In 1912 Mrs. Blair joined the Equal Franchise League, working for the vote for women, and in 1917 became chair of the press publicity committee for the New York State Woman Suffrage Party, which had been founded in 1909 by her friend Carrie Chapman Catt. Her most controversial publicity stunt was dropping pro-suffrage flyers from a biplane onto President Woodrow Wilson's yacht in December 1916. After the victory in November 1917 for women's suffrage in New York State, she became chair of the First Voter's School to educate women in how to vote.

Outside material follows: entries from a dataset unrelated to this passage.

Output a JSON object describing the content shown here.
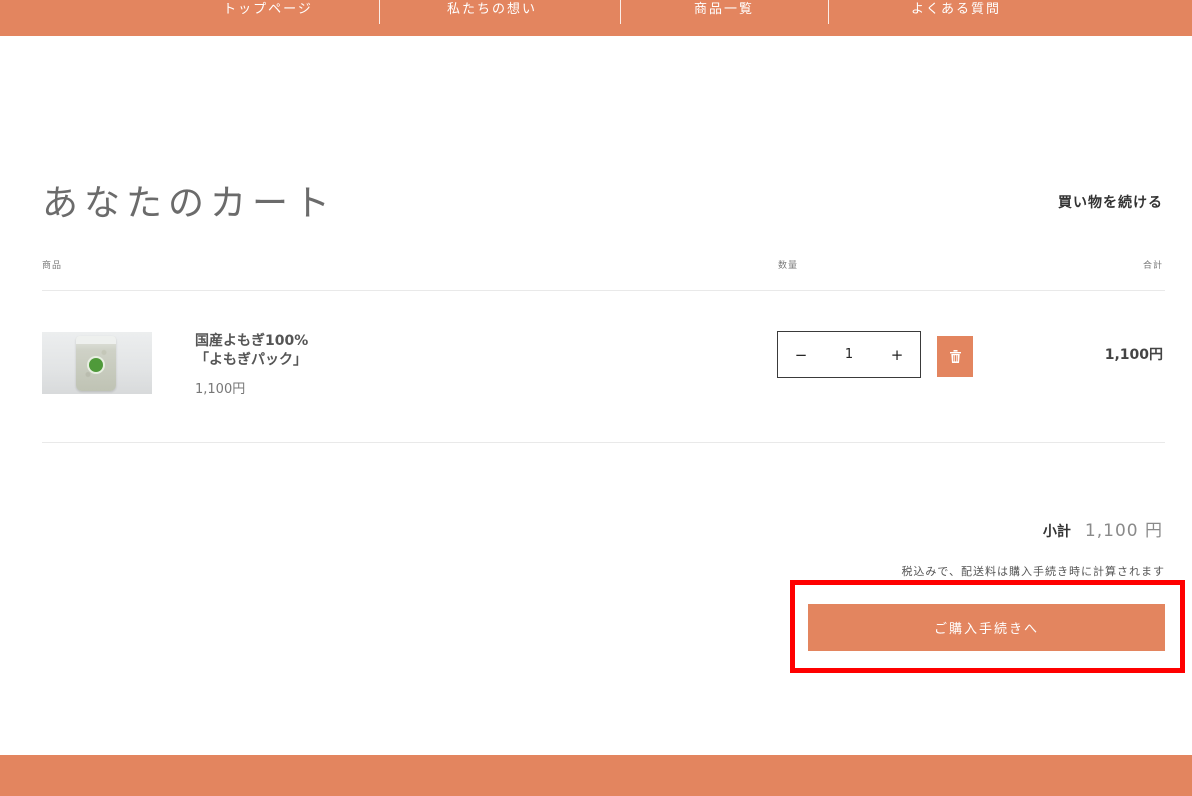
{
  "nav": {
    "items": [
      {
        "label": "トップページ"
      },
      {
        "label": "私たちの想い"
      },
      {
        "label": "商品一覧"
      },
      {
        "label": "よくある質問"
      }
    ]
  },
  "cart": {
    "title": "あなたのカート",
    "continue_label": "買い物を続ける",
    "headers": {
      "product": "商品",
      "quantity": "数量",
      "total": "合計"
    },
    "items": [
      {
        "name_line1": "国産よもぎ100%",
        "name_line2": "「よもぎパック」",
        "price": "1,100円",
        "quantity": "1",
        "line_total": "1,100円"
      }
    ],
    "qty_minus_label": "−",
    "qty_plus_label": "+"
  },
  "summary": {
    "subtotal_label": "小計",
    "subtotal_value": "1,100 円",
    "tax_note": "税込みで、配送料は購入手続き時に計算されます",
    "checkout_label": "ご購入手続きへ"
  },
  "icons": {
    "delete": "trash-icon",
    "product_image": "product-image"
  },
  "colors": {
    "brand": "#E3855F",
    "highlight": "#FF0000",
    "text": "#555555"
  }
}
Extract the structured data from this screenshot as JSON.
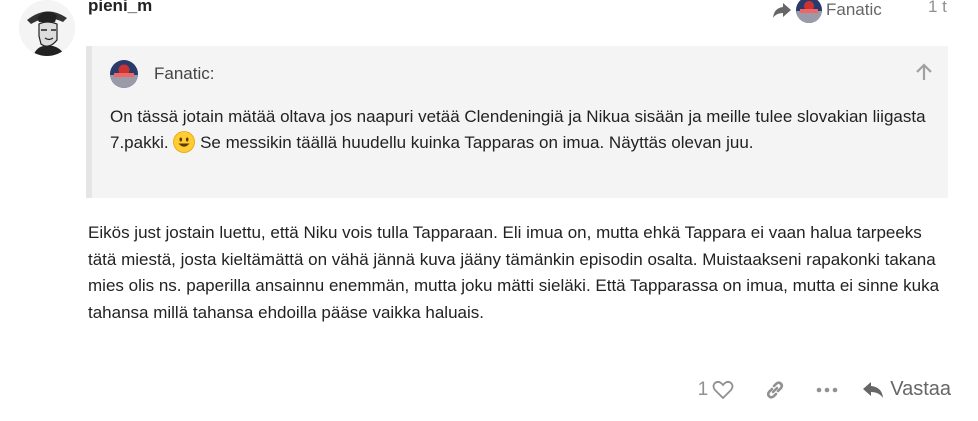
{
  "post": {
    "username": "pieni_m",
    "reply_to_name": "Fanatic",
    "date": "1 t"
  },
  "quote": {
    "author": "Fanatic:",
    "text_before": "On tässä jotain mätää oltava jos naapuri vetää Clendeningiä ja Nikua sisään ja meille tulee slovakian liigasta 7.pakki.",
    "emoji": "smiley-icon",
    "text_after": "Se messikin täällä huudellu kuinka Tapparas on imua. Näyttäs olevan juu."
  },
  "body": "Eikös just jostain luettu, että Niku vois tulla Tapparaan. Eli imua on, mutta ehkä Tappara ei vaan halua tarpeeks tätä miestä, josta kieltämättä on vähä jännä kuva jääny tämänkin episodin osalta. Muistaakseni rapakonki takana mies olis ns. paperilla ansainnu enemmän, mutta joku mätti sieläki. Että Tapparassa on imua, mutta ei sinne kuka tahansa millä tahansa ehdoilla pääse vaikka haluais.",
  "actions": {
    "like_count": "1",
    "reply_label": "Vastaa"
  },
  "colors": {
    "quote_bg": "#f4f4f4",
    "quote_border": "#e5e5e5",
    "muted": "#919191"
  }
}
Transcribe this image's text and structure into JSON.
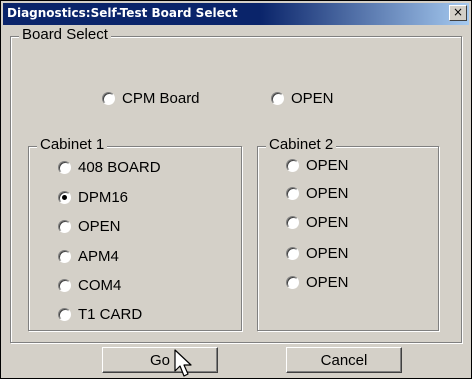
{
  "window": {
    "title": "Diagnostics:Self-Test Board Select",
    "close_label": "×"
  },
  "board_select": {
    "label": "Board Select",
    "top_options": [
      {
        "label": "CPM Board",
        "checked": false
      },
      {
        "label": "OPEN",
        "checked": false
      }
    ],
    "cabinet1": {
      "label": "Cabinet 1",
      "options": [
        {
          "label": "408 BOARD",
          "checked": false
        },
        {
          "label": "DPM16",
          "checked": true
        },
        {
          "label": "OPEN",
          "checked": false
        },
        {
          "label": "APM4",
          "checked": false
        },
        {
          "label": "COM4",
          "checked": false
        },
        {
          "label": "T1 CARD",
          "checked": false
        }
      ]
    },
    "cabinet2": {
      "label": "Cabinet 2",
      "options": [
        {
          "label": "OPEN",
          "checked": false
        },
        {
          "label": "OPEN",
          "checked": false
        },
        {
          "label": "OPEN",
          "checked": false
        },
        {
          "label": "OPEN",
          "checked": false
        },
        {
          "label": "OPEN",
          "checked": false
        }
      ]
    }
  },
  "buttons": {
    "go": "Go",
    "cancel": "Cancel"
  },
  "icons": {
    "close": "close-icon",
    "cursor": "mouse-pointer-icon"
  }
}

After its founding in 1920 to succeed the National American Woman Suffrage Association, she continued as a member of the League of Women Voters.

==Social Advocacy==
In 1918, Mrs. Blair became field secretary of the Women's City Club. In 1921, the club examined New York's sanitary conditions and found many code violations that prompted Health Commissioner Copeland to form a Women's City Club Sanitary Reserve Corps. As field secretary of the club, she also addressed fire prevention, legislation to protect working women, and the creation of a national department of education.

==Business==
In 1921, Mrs. Blair joined Mrs. Norman de R. Whitehouse as vice president of a leather goods manufacturer. After a year, she quit to become financial secretary for the Neurological Institute of New York, where she worked to raise funds until 1927.

==Politics==
In 1924 Mrs. Blair founded the Women's Democratic Union, which worked for the Democratic ticket in state and local elections.